With malnutrition, and diet-related diseases still on the rise, the world has been busy with public health appeals, calls for action and changes in nutrition regulations. Euromonitor expects the sugar tax to negatively impact the sales of soft drinks in the UK, even before its implementation in 2018, due to the stigma linked to sugar. Brands are now looking into new ways to appeal to consumers with still tasty, but healthy snack alternatives.

Euromonitor’s packaged food data shows growth of healthy snacks rose by 7 percent in 2014-2015,  compared to ‘conventional’ snacks, which only increased by 5 percent. “The growth in healthy snacks was driven by Western Europe and North America, which combined, increased by US$10.8 billion from 2011 to 2016, an emerging trend that could transform the food industry.” said Jack Skelly, food analyst at Euromonitor International.

The ‘war on sugar’ has dented the potential demand of sweet snacks as consumers have greater awareness of ingredients used in food production and are more cautious on their consumption. According to a recent Euromonitor survey, 47 percent of global respondents look for foods with limited or no added sugar.  “The demonisation of sugar inevitably created a change in the type of ingredients used in snacks,” says John George, ingredients analyst at Euromonitor. In 2015, global sweeteners use in conventional snacks amounted to 15.5 million tonnes, while in comparison, new snacks included less than a fifth of this at 3 million tonnes.

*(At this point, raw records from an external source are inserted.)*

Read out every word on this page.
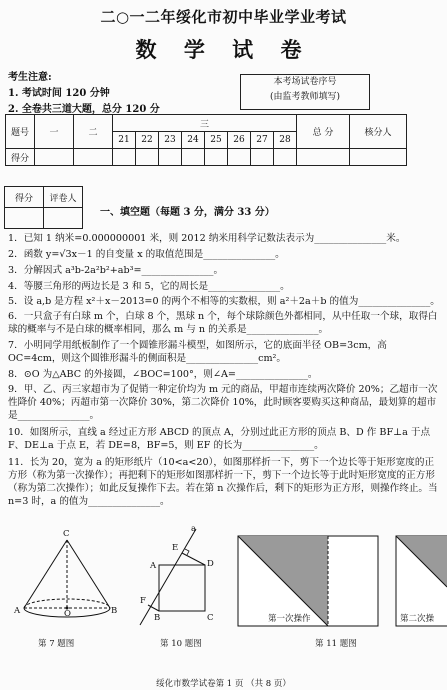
二○一二年绥化市初中毕业学业考试
数 学 试 卷
考生注意:
1. 考试时间 120 分钟
2. 全卷共三道大题，总分 120 分
本考场试卷序号
(由监考教师填写)
题号	一	二	三								总 分	核分人
			21	22	23	24	25	26	27	28		
得分												
得分	评卷人

一、填空题（每题 3 分，满分 33 分）
1．已知 1 纳米=0.000000001 米，则 2012 纳米用科学记数法表示为_______________米。
2．函数 y=√3x－1 的自变量 x 的取值范围是_______________。
3．分解因式 a³b-2a²b²+ab³=_______________。
4．等腰三角形的两边长是 3 和 5，它的周长是_______________。
5．设 a,b 是方程 x²＋x－2013=0 的两个不相等的实数根，则 a²＋2a＋b 的值为_______________。
6．一只盒子有白球 m 个，白球 8 个，黑球 n 个，每个球除颜色外都相同，从中任取一个球，取得白球的概率与不是白球的概率相同，那么 m 与 n 的关系是_______________。
7．小明同学用纸板制作了一个圆锥形漏斗模型，如图所示，它的底面半径 OB=3cm，高 OC=4cm，则这个圆锥形漏斗的侧面积是_______________cm²。
8．⊙O 为△ABC 的外接圆，∠BOC=100°，则∠A=_______________。
9．甲、乙、丙三家超市为了促销一种定价均为 m 元的商品，甲超市连续两次降价 20%；乙超市一次性降价 40%；丙超市第一次降价 30%，第二次降价 10%，此时顾客要购买这种商品，最划算的超市是_______________。
10．如图所示，直线 a 经过正方形 ABCD 的顶点 A，分别过此正方形的顶点 B、D 作 BF⊥a 于点 F、DE⊥a 于点 E，若 DE=8，BF=5，则 EF 的长为_______________。
11．长为 20，宽为 a 的矩形纸片（10<a<20），如图那样折一下，剪下一个边长等于矩形宽度的正方形（称为第一次操作）；再把剩下的矩形如图那样折一下，剪下一个边长等于此时矩形宽度的正方形（称为第二次操作）；如此反复操作下去。若在第 n 次操作后，剩下的矩形为正方形，则操作终止。当 n=3 时，a 的值为_______________。
C
A	O	B
第 7 题图
a
E
D
A
F
B	C
第 10 题图
第一次操作	第二次操
第 11 题图
绥化市数学试卷第 1 页 （共 8 页）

This health trend doesn’t only foster ingredients shift but also new pack sizing strategies,  “We’ve seen an increasing polarisation of pack sizes in conventional snacks, as larger formats are  marketed for a shared consumption, and smaller sizes, more commonly launched as ‘calorie packs’. The aim of these new formats are to convey greater portion control and lower the guilt of buying a treat while still boosting impulse purchase.” adds Karine Dussimon, senior packaging analyst at Euromonitor.

“Consumers are also increasingly aware of the importance of healthy weight in prevention of diabetes and other diseases, so minimising sugar and calorie intake is high on consumers’ agenda.” mentions Ewa Hudson, head of health and wellness research at Euromonitor. New products are predicted to take a larger slice of the snacking market, resulting in further acquisitions.